L'outil immédiatement opérationnel, facile à mettre en œuvre, c'est le résumé. J’'ai demandé à ChatGPT de me résumer la réglementation DORA – Digital Operational Resilience Act, consacrée à la résilience opérationnelle numérique du secteur financier, NDLR –, entrée en vigueur en 2023, qui est complexe. Il m’a indiqué qu’il ne pouvait pas me répondre, puisque cette réglementation est récente et qu’il a des lacunes sur tous les sujets postérieurs à septembre 2021. J'ai donc posé la même question à Bard, qui vient d'arriver sur le marché et qui n’est pas soumis à cette contrainte de temps. Il a réussi à me faire un résumé parfaitement opérationnel.
Tous les textes peuvent-ils être résumés par l’IA ?
Pour tous les textes antérieurs à septembre 2021, même avec un peu de technicité, il me semble que ChatGPT est meilleur que Bard, mais pour ceux postérieurs à cette date, c’est l’inverse. Toutefois, ils vont tous les deux s’améliorer. Ce qu’il faut retenir, c’est que les résumés faits par ChatGPT et Bard sont excellents en première approche.
Quels sont les autres outils à utiliser pour les métiers juridiques ?
Le deuxième outil au quotidien est le script d'analyse. Vous pouvez demander à l'un comme à l'autre, en le tutoyant, et après lui avoir dit bonjour, "Est ce que tu peux me donner le résumé d'un texte, en termes d’obligations, mais sous la forme d'une liste de points ?". À ce moment-là, il ne va plus faire un résumé, mais donner les traits saillants sur un script permettant, par exemple, de préparer un rendez-vous thématique avec un client.
Et le troisième outil ?
Le troisième outil au quotidien est la vérification de la compréhension de termes techniques. Nous parlons souvent en matière d'intelligence artificielle, par exemple, de grand large modèle, de modèle de fondation ou de modèle de base. Ce sont des termes équivalents et c'est tellement simple de demander à ChatGPT : "C'est quoi un modèle de fondation ?". En fait, c'est son propre système. Auparavant, si nous voulions chercher la définition d’un modèle de fondation, il fallait effectuer une recherche sur Google. Vous obteniez des réponses plus ou moins intéressantes. Avec ChatGPT ou Bard, plus besoin de perdre son temps à obtenir une somme de textes qu'il faudra analyser. Nous disposons immédiatement d’une définition très opérationnelle, qui peut même être donnée en mode vocal.
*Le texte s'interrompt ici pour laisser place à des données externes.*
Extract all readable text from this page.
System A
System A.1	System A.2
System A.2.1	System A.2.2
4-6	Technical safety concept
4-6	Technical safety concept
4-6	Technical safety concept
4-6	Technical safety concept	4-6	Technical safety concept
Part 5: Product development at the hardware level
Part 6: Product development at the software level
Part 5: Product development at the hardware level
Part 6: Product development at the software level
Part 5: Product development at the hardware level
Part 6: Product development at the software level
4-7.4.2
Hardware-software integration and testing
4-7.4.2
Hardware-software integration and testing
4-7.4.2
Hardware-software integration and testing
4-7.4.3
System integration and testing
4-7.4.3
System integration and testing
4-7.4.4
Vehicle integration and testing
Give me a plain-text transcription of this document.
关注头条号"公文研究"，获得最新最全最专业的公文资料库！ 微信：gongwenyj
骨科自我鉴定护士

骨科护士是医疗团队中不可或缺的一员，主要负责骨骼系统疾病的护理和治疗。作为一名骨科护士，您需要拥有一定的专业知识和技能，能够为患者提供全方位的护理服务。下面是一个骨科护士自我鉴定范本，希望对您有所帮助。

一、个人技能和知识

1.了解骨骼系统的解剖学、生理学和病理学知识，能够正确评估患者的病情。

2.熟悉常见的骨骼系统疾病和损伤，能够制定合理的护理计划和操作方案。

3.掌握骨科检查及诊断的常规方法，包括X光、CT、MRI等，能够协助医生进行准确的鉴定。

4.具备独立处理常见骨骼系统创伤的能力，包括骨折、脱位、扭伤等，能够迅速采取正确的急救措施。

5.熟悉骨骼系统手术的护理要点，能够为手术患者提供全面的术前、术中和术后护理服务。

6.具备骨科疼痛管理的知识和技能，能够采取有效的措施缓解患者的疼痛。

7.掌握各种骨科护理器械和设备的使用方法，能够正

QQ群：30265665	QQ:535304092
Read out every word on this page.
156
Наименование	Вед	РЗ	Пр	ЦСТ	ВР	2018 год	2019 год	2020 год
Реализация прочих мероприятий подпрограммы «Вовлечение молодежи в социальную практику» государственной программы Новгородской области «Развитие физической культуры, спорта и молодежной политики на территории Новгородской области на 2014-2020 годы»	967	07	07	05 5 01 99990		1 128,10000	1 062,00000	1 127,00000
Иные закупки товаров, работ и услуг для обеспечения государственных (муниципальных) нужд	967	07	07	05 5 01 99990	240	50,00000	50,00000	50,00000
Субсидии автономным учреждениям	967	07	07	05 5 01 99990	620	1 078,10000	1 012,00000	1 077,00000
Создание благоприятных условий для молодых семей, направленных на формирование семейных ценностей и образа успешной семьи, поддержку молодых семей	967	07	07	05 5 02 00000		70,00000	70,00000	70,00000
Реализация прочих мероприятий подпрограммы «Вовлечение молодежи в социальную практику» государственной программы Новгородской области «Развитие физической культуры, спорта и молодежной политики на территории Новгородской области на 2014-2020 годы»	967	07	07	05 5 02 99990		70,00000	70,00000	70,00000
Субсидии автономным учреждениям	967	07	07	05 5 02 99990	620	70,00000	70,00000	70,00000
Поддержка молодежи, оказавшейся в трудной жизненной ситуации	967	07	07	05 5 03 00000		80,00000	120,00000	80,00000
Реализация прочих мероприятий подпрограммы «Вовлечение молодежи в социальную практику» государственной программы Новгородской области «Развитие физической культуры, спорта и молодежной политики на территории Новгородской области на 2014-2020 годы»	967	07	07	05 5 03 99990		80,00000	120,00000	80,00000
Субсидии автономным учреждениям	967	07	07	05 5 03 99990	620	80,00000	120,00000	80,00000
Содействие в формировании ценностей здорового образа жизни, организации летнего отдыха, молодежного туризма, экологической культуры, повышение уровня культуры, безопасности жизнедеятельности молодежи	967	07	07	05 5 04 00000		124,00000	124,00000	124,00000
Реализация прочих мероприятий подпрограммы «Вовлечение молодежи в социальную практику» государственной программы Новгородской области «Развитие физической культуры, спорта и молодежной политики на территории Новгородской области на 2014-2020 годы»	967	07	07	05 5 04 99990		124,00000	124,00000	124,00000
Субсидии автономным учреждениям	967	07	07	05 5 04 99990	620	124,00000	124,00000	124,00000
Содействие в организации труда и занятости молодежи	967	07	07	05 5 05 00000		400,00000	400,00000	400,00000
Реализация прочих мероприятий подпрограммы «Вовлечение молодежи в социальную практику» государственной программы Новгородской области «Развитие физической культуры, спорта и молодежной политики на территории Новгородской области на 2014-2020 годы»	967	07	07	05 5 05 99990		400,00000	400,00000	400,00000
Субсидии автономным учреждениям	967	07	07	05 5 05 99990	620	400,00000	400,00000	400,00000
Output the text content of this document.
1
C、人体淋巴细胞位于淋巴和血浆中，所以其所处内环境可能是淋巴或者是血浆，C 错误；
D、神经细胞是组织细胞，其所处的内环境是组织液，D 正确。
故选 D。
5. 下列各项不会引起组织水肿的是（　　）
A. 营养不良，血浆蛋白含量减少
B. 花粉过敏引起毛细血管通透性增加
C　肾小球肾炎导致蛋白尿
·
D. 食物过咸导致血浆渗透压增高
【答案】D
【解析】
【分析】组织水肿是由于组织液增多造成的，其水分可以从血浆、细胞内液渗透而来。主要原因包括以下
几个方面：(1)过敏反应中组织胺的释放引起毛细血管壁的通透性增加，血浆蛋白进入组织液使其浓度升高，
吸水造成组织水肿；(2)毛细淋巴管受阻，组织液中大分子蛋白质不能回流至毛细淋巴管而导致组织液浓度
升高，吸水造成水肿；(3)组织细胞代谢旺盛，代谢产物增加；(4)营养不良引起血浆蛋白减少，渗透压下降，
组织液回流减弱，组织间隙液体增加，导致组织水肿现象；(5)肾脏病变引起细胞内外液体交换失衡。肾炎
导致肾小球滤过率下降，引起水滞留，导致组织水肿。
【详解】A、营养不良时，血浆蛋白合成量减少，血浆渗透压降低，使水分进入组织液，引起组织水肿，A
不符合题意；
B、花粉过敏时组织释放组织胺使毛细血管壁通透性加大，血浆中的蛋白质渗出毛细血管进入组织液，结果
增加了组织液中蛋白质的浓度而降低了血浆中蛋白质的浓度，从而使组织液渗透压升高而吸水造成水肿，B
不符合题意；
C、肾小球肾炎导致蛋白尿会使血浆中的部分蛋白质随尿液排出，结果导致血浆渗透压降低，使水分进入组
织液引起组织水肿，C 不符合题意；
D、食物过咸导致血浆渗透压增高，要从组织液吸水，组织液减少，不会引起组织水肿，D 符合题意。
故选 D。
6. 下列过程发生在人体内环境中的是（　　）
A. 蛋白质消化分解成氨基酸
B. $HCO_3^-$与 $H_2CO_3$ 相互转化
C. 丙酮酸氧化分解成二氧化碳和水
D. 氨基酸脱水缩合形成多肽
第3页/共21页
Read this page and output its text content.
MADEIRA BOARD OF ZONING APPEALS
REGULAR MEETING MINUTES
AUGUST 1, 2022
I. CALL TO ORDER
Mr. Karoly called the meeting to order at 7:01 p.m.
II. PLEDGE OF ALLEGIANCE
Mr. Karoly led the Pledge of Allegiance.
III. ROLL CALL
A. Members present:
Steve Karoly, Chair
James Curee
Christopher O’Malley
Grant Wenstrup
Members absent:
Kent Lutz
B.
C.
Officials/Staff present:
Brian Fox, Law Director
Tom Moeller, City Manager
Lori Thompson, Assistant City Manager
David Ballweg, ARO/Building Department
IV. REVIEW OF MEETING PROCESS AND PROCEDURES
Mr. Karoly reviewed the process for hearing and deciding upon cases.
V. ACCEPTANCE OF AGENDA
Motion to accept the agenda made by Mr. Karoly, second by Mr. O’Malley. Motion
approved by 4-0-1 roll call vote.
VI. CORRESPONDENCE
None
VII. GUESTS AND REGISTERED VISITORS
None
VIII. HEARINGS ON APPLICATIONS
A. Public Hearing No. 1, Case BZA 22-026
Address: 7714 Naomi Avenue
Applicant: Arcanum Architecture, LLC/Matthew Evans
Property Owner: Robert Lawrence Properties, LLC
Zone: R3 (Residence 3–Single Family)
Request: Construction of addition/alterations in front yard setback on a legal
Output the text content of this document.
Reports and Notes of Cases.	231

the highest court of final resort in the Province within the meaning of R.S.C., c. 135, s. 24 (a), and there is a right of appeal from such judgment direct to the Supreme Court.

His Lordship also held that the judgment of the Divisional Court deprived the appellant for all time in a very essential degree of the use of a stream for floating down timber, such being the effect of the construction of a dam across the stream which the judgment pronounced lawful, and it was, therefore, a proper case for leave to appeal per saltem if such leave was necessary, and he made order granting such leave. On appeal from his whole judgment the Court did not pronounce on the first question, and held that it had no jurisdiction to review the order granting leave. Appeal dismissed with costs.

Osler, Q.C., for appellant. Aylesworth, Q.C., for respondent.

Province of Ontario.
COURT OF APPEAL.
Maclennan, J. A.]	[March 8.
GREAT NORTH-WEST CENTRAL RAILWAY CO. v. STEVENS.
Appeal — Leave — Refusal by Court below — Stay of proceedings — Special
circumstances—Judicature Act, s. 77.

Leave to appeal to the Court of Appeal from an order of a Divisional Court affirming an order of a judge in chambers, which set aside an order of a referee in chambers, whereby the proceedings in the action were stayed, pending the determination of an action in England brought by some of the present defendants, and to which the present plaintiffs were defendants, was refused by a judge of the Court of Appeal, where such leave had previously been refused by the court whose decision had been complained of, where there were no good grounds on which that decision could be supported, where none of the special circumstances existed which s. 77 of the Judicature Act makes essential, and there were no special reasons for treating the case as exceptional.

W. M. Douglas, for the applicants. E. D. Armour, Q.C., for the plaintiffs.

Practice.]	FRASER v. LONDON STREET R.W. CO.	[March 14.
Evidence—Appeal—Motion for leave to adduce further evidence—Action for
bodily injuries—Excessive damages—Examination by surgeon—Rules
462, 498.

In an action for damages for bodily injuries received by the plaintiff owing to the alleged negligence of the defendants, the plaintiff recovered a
Quelles sont les limites aux intelligences artificielles ?
Il faut faire très attention, car ChatGPT, comme Bard, ont parfois des hallucinations. Ils disent des choses complètement fausses, même parfois complètement folles. Ils sont excellents, mais de temps en temps, comme des humains, ils commettent des erreurs. Il nous appartient de ne pas prendre les éléments tels qu'ils sont présentés, mais de faire preuve d’un certain niveau de discernement.
En effet, ces systèmes ont une particularité : ils travaillent un mot après l'autre, sur des token et des jetons. Ils essaient de prédire le mot dont la probabilité est la plus grande d’après les textes que vous leur avez présentés. Alors ils inventent des mots en fonction des probabilités, de leur expérience, et des textes qu'ils ont appris.
Comment bien les utiliser alors ?
Ces intelligences artificielles sont des aides à la compréhension. Ils ne sont pas des remplaçants. Le monde de demain, c'est un monde où les IA et les humains conjugueront leurs efforts, pas simplement pour une meilleure productivité, même s’il y aura des gains de productivité, mais pour une meilleure compréhension de notre vie au quotidien.